From the back row of the chorus, I’d watch my best friend sing opera as the lead in a high school play, convinced some day that’d be me. But I never just sang for the hell of it. How sad is that?
And then, I just sort of stopped trying. I gave up the fantasy that I would someday be the best at anything, and along with it, the curiosity in trying anything new. Fantasy shows are not for me. Hip-hop dance class is not for me. Spending money on a new craft or kitchen tool or piano lessons? Not for me. I’m 34. The ship has probably sailed on becoming the world’s youngest or most talented anything.
It’s absolutely the fear of failing, of being the worst at something, that prevents me from pursuing new hobbies and interests in the first place. I don’t like being the new kid, of starting at zero and slowing down the rest of the group. When Geoffrey expressed a Google search’s worth of interest in quilting, my brain populated all the reasons he shouldn’t even consider it. And while some of those concerns are valid (he should consider selling his wares), they’re also just lame excuses — the things I say to myself so I never even try. The worst of these excuses is my obsession with being productive. That word means everything and nothing at all, yet it holds so much weight for me. I may have given up on being interviewed by David Letterman (he only interviews a few people a year now), but I haven’t yet been able to give up the idea that nothing is worth doing unless I know at the outset that I'm going to be so intensely, shockingly good at it that a statue is erected in my honor. Unless it’s going to be my “thing.”
Sometimes learning a song on the guitar is just learning a song on a guitar. It doesn’t necessarily mean you’re going to be the next Ed Sheeran.

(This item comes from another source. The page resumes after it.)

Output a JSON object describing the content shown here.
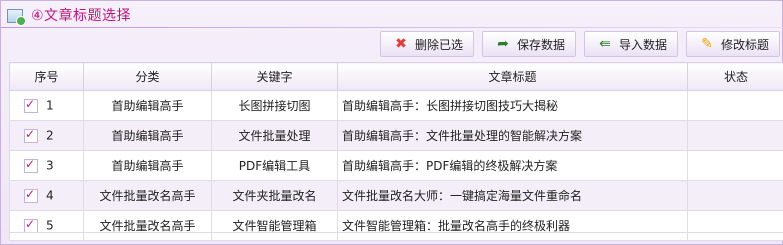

But Geoffrey has never had this hang up. And neither has my best friend from high school, who isn’t just a singer — she’s also a librarian, a baker, a gardener, and an artist. Casual crafters, Dungeons and Dragons enthusiasts, birders, and people who brew their own beer at home — they’ve all captured something elusive to me — the ability to do something just because you want to. Sometimes learning a song on the guitar is just learning a song on a guitar. It doesn’t necessarily mean you’re going to be the next Ed Sheeran (which is a good thing — we really only need the one). Hobbies are simple. They’re the good stuff. Studies have shown that having a hobby can actually make your life longer. I think that’s really beautiful, and I’m grateful to have people in my life who have them.
But... I’d still need a practical reason to start quilting. Like we’re stranded in Saskatchewan with a pile of old rags and we need to make a blanket or else we might die of hypothermia. Fortunately, that’s not the case for Geoffrey, so I hope he does explore this craft. Who knows? Maybe he’ll get internet famous for making the world’s most hideous bedspread… or maybe he’ll just enjoy doing it, and that will be enough.